18.04.17
IoT and cyber security: tomorrow’s threats today
Source: PSE Apr/May 17
Kamal Bechkoum, professor of computing and head of the Business and Computing School at the University of Gloucestershire, discusses the benefits and challenges of the Internet of Things (IoT) for businesses.
The IoT is a phenomenon regarded by many analysts as one of the principal emerging industries of the new millennium. A growing number of devices and appliances are connected to a network, and to each other, to provide additional, enhanced features. Examples of such devices include smart appliances, smart energy meters, wearable devices, connected cars and smart healthcare devices. Kevin Ashton first coined the phrase in his paper that appeared in the RFID Journal, 22 July 1999, in which he said:
“If we had computers that knew everything there was to know about things — using data they gathered without any help from us — we would be able to track and count everything, and greatly reduce waste, loss and cost. We would know when things needed replacing, repairing or recalling, and whether they were fresh or past their best. The IoT has the potential to change the world, just as the internet did. Maybe even more so.”
We are beginning to see some of this potential being realised and the number of connected devices is growing fast. Cisco predicts that 50 billion new devices will be connected to the internet by 2020. IoT connected cars are able to monitor and adapt to both internal performance quality and external environment, allowing modern cars to provide a new level of safety that was before unattainable. IoT connected factories, homes, and cities allow users to have control over their environment with voice control hubs, smart energy control, intelligent transportation systems and smart factories, to mention but a few.
It is therefore no surprise that the 2016 market value of IoT companies and technologies was estimated at $17.86bn and predicted to rise to $30.73bn by 2020. In fact, Gartner predicts that the economic added value of the IoT will reach $1.9tn by the same year.
The IoT is set to make the internet more immersive and pervasive, as well as allowing certain applications to have access to the potentially enormous amounts of data these IoT devices will be using. IDC puts the amount of data that these devices will be producing, manipulating and storing to something in the region of 44 Zettabytes. To put this amount into perspective, the total digital storage of all human speech ever spoken is estimated at 42 Zettabytes.
This new way of living offers great benefits to organisations and individuals, but comes with a few challenges. First, traditional techniques and technologies for data processing and analysis will not cope. A great deal of research is being carried out on using advanced techniques, such as Machine Learning, to make sense of all the data generated by IoT devices.
Security and privacy challenge
The major challenge of the IoT, however, is security and privacy. As the market size increases, hackers have an expanded surface area that includes CCTV cameras, printers, domestic boilers, smart TVs and kettles, amongst other things. The varied nature of devices that are connected to the network poses a real security threat if not addressed properly.
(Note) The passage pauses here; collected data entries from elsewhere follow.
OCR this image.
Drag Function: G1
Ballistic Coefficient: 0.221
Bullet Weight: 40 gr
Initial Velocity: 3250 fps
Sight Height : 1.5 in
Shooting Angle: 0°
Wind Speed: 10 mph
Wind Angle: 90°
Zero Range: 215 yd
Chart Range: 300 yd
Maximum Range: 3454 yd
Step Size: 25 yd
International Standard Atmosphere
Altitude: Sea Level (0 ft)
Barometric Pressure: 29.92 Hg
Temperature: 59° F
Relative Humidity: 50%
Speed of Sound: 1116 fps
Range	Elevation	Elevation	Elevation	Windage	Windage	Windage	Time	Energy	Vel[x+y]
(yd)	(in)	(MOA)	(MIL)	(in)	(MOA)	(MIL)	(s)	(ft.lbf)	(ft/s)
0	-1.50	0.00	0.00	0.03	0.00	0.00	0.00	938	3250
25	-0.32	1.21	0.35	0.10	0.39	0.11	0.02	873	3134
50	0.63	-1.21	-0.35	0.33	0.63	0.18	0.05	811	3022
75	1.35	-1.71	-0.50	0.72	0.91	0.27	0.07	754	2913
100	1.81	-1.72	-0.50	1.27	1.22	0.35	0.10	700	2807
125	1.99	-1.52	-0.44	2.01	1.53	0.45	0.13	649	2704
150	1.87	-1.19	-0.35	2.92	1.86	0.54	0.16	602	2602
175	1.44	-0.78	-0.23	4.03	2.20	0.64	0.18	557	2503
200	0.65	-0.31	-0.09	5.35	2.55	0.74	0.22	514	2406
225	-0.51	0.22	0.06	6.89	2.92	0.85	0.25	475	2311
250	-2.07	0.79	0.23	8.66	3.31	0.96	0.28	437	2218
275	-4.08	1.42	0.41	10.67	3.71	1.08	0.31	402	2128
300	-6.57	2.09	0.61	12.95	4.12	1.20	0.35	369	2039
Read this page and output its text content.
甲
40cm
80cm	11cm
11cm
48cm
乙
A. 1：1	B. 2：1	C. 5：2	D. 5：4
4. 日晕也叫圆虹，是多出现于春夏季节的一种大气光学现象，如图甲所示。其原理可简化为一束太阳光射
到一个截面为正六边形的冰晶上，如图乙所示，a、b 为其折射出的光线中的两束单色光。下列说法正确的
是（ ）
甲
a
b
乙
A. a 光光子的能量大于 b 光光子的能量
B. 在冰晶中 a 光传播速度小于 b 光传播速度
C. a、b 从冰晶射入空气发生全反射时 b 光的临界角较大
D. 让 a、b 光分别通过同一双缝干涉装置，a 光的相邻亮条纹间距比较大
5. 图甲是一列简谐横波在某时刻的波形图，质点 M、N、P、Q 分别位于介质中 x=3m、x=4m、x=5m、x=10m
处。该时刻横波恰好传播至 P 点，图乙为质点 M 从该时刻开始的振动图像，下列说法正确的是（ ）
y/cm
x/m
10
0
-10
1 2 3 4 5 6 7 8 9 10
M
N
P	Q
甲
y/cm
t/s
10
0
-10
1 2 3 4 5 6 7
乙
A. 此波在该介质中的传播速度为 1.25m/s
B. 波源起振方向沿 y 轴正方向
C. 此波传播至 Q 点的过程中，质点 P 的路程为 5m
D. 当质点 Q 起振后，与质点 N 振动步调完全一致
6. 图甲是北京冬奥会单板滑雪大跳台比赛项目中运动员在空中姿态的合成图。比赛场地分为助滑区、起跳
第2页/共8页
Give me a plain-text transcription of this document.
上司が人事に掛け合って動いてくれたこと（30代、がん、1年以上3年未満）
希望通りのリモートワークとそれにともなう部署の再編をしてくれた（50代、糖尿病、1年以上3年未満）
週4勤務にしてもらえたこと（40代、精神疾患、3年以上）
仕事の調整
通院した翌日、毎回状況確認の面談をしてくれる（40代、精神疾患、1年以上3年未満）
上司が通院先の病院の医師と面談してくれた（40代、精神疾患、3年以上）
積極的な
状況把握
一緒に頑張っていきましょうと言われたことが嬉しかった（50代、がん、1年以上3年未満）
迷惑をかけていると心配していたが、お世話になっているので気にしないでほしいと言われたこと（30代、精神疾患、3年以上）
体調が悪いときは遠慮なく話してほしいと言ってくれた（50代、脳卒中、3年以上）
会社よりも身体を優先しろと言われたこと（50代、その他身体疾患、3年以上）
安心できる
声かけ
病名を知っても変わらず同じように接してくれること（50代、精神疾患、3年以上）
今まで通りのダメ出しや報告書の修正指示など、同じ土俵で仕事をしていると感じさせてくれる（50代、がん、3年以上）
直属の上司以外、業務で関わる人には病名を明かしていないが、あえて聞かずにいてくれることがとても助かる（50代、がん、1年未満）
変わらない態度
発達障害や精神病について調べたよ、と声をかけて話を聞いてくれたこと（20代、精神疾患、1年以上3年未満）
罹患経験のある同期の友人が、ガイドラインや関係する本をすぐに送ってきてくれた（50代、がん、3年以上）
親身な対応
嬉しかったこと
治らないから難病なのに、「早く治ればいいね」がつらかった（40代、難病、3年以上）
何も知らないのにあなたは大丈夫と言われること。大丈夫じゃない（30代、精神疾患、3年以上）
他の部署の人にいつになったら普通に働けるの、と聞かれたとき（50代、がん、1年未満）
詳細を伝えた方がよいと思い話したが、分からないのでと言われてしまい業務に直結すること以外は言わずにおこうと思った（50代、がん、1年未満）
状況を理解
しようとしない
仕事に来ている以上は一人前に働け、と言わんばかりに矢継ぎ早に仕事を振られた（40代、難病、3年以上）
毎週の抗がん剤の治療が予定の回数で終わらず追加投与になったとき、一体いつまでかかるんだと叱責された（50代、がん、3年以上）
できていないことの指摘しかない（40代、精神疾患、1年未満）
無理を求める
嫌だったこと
A 2015 report by Juniper estimated that cybercrime would cost businesses $2tn a year by 2019. Part of the problem stems from the fact that users of devices aimed at the general public, as in the case of Smart Homes, are unlikely to have the technical skills or knowledge to enforce their own security. Instead they tend to rely on the security features provided with the device, which are often insufficient.
Many connected devices arrived quickly to market to meet a rising demand and are lacking even basic security features such as encryption of personal data or unique passwords. This lack of in-built security, coupled with the growing number of connected devices, provides a wide attack surface for cyber criminals to operate within. Because these devices are connected, it only takes one weak link (e.g. a CCTV camera) to provide access to the network of an entire home or business. On 22 October 2016, a DDOS (Distributed Denial Of Service) attack was launched in the US with the help of hacked IoT devices, such as CCTV.
To a degree, new techniques using artificial intelligence can help. An example of how such techniques are being used is MIT’s AI2 System. AI2 can detect 85% of attacks, which is roughly three times better than previous benchmarks. Reduction in the number of false positives is also improved by a factor of five. However, for businesses and individuals to enjoy all that the IoT offers, security is not something that we can delegate to the “other”. Security is the responsibility of everyone, the government, the whole of the business community, and the citizen is the first line of defence.